Gazpacho. Photo by paul goyette via Flicker.

How about a gazpacho recipe for Father’s Day from Chef Renee that’s he-man enough to please Dad and that’s also sure to win over the rest of the family?

Smoky Gazpacho Mario with Spicy Slim Jim Stirrer

Serves 4

The night before: fill one ice cube tray with tomato juice, and freeze overnight. Use the rest of the tomato juice in the recipe below.

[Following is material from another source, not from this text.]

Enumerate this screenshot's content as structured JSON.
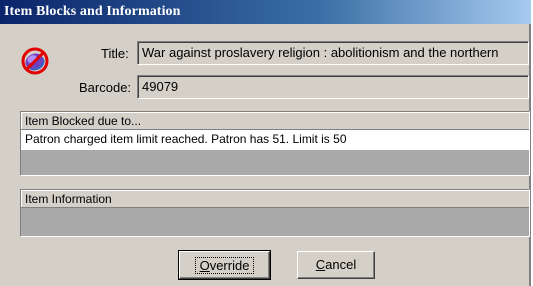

Place 4 tall highball glasses in the refrigerator.

INGREDIENTS

1-quart Sacramento tomato juice, or V8 juice, divided as indicated above
1 cucumber, peeled and seeded, and cut into large dice
1 green pepper, seeded, and cut into large dice
½ red onion, peeled and cut into large dice
½ lemon, juiced
¼ cup sherry wine vinegar
¼ cup olive oil
large pinch Italian parsley (no stems), plus 4 nice sprigs
1 clove garlic, peeled
1 teaspoon smoked paprika
½ teaspoon salt
½ jalapeno pepper (or serrano)- optional
12 twists fresh black pepper

One package of Slim Jim sausage sticks.  Remove from package and leave at room temperature for 30 minutes.

METHOD

Place all ingredients (except Slim Jim sticks) in blender.  First pulse until every ingredient is well chopped, then puree until you have an easily pourable drink.

Add 1 cup of vodka (or dill seed flavored Aquavit) and re blend briefly.

Taste for seasoning.

Add tomato ice cubes to highball glasses.  Pour in the Smoky Gazpacho Mario until ¾ full and add a Slim Jim to each glass, along with a sprig of Italian parsley.